NBC Network Gods Show a Little Mercy, Cancel Telenovela & Undateable

Entertainment

Look, I’m never one to celebrate when someone loses a gig; being unemployed is difficult and the landscape across all forms of art media is a long and potentially unnavigable stretch of quicksand with no guarantees.

But it’s because I love and respect Eva Longoria and her work that I am somewhat relieved that Telenovela was cancelled today, according to The Hollywood Reporter, because while we desperately need more representations of Latinas in media, we also need those representations to be better and more diverse, and unfortunately Telenovela took a great idea—a soapy, campy spoof of the drama that plays out in novelas—that seemed like it would have forth some truly complex, smart, thoughtful plotlines—Longoria’s character was non-Spanish speaking, worried about aging out of plum roles, and working with her ex—but ended up clunking uphill after the first two episodes before landing with a depressing thud. I stopped watching it because I wanted it to be so great and it wasn’t and that really sucked for me as a viewer and true believer in the comedic acumen of Ms.
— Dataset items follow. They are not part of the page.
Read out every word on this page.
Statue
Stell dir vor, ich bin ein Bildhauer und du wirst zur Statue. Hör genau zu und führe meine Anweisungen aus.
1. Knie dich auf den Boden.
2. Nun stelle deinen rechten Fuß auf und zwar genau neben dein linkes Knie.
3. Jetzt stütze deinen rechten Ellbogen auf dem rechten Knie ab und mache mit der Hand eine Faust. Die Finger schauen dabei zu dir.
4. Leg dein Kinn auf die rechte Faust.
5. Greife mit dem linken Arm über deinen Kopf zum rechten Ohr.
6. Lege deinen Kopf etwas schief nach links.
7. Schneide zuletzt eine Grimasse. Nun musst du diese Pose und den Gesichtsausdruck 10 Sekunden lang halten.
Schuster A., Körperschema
Longoria.

So I am sad for her and her castmates, and for the Latinos who wrote on the show who are now potentially out of work, surely as I was sad when Cristela was cancelled, and now spend my days fav’ing Cristela Alonzo’s tweets about the next dates on her stand-up comedy tours. Some might think the cancellation of Telenovela (and Cristela for that matter) is due to the fact that mediocre vehicles for Latinas don’t get the kind of shine that, say, mediocre vehicles for white women do; or because the concept of the telenovela narrated from an on-set perspective (as opposed to the novela scenes in the more popular Jane the Virgin or Ugly Betty) didn’t quite translate; or because of all these things, but most of all, it’s because it was not a good show. I’m very sad about that, but it was not.

I’m not sad about Undateable, though, because that shit sucked.

Jane the Virgin and Superstore are still on television. NBC also cancelled something called Game of Silence.